Which of the following is the closest term to an authorized insurer? A. Legal B. Admitted C. Certified D. Licensed

Admitted Insurers who meet the state's financial requirements and are approved to transact business in the state are considered authorized or admitted into the state as a legal insurer.

Which authority is NOT stated in an agent's contract but is required for the agent to conduct business? A. Apparent B. Assumed C. Express D. Implied

D. Implied Implied authority is not written in the agent's contract but is required in order for the agent to conduct business. Implied authority exists because not every single detail of an agent's authority can be written in a contract.

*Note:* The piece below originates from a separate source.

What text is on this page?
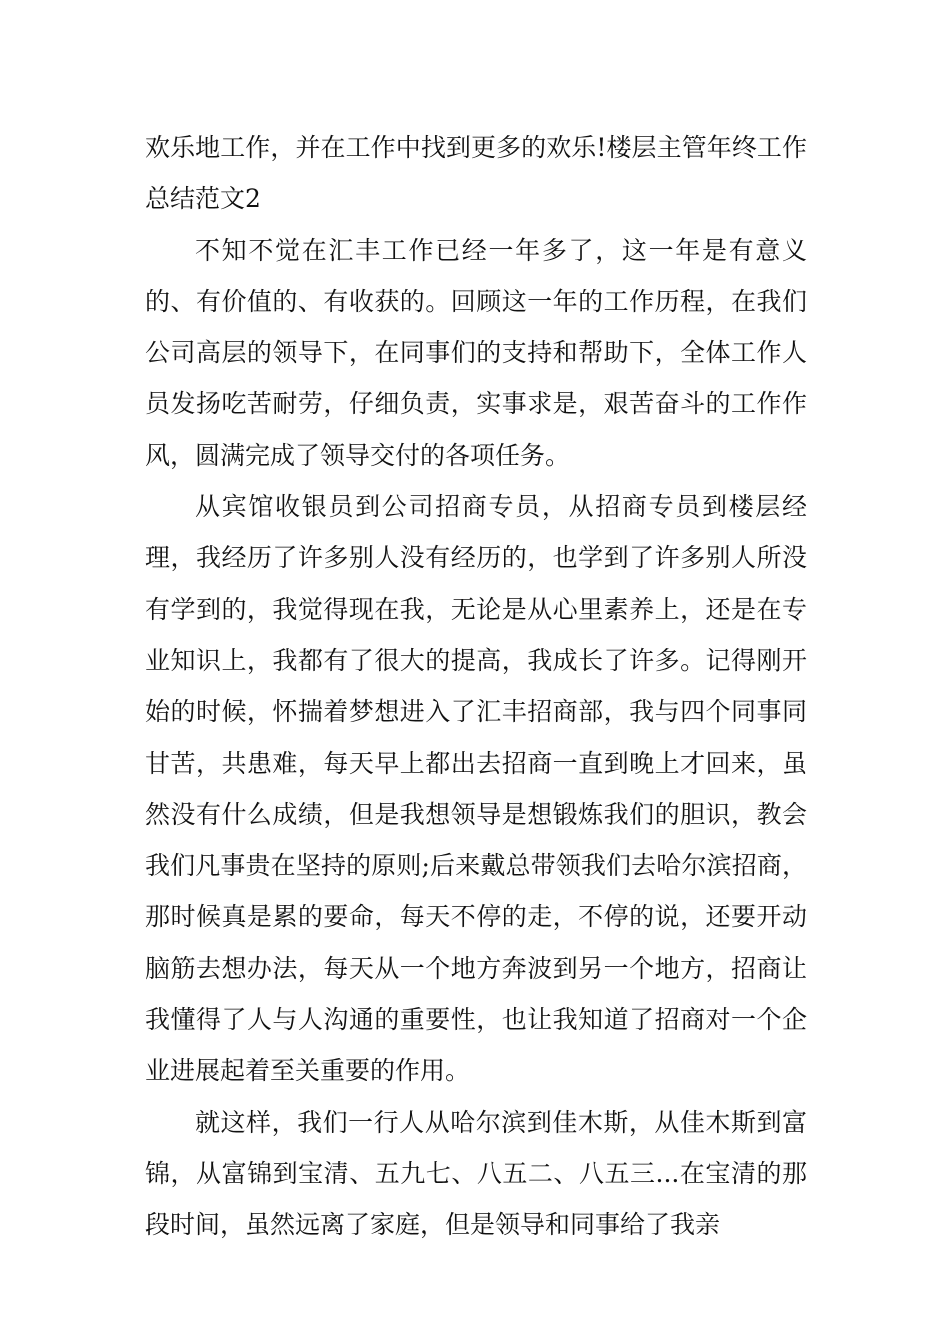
欢乐地工作，并在工作中找到更多的欢乐!楼层主管年终工作总结范文2

不知不觉在汇丰工作已经一年多了，这一年是有意义的、有价值的、有收获的。回顾这一年的工作历程，在我们公司高层的领导下，在同事们的支持和帮助下，全体工作人员发扬吃苦耐劳，仔细负责，实事求是，艰苦奋斗的工作作风，圆满完成了领导交付的各项任务。

从宾馆收银员到公司招商专员，从招商专员到楼层经理，我经历了许多别人没有经历的，也学到了许多别人所没有学到的，我觉得现在我，无论是从心里素养上，还是在专业知识上，我都有了很大的提高，我成长了许多。记得刚开始的时候，怀揣着梦想进入了汇丰招商部，我与四个同事同甘苦，共患难，每天早上都出去招商一直到晚上才回来，虽然没有什么成绩，但是我想领导是想锻炼我们的胆识，教会我们凡事贵在坚持的原则;后来戴总带领我们去哈尔滨招商，那时候真是累的要命，每天不停的走，不停的说，还要开动脑筋去想办法，每天从一个地方奔波到另一个地方，招商让我懂得了人与人沟通的重要性，也让我知道了招商对一个企业进展起着至关重要的作用。

就这样，我们一行人从哈尔滨到佳木斯，从佳木斯到富锦，从富锦到宝清、五九七、八五二、八五三...在宝清的那段时间，虽然远离了家庭，但是领导和同事给了我亲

Which law is the foundation of the statistical prediction of loss upon which rates for insurance are calculated? A. Law of masses B. Law of averages C. Law of group evaluation D. Law of large numbers

Law of large numbers The law of large numbers, which states that the larger a group is, the more accurately losses reported will equal the underlying probability of loss, is the basis for statistical prediction of loss upon which rates for insurance are calculated.

Which of the following factors is NOT considered by an underwriter when determining the premium rates for an individual seeking insurance? A. Medical history B. Sex C. Race D. Age

Race Age, medical history, and sex provide sound statistical data for determining the probability of loss. Race, religion, sexual orientation, etc., are some of the factors that cannot be used because there is not sound statistical data to show that they effect the probability of loss; therefore, they are considered to be discriminatory.

Which of the following is NOT true regarding a Certificate of Authority? A. It is issued to group insurance participants. B. It may be necessary for transacting business in a specific state. C. It is equivalent to an insurance license. D. It is issued by the state department of insurance.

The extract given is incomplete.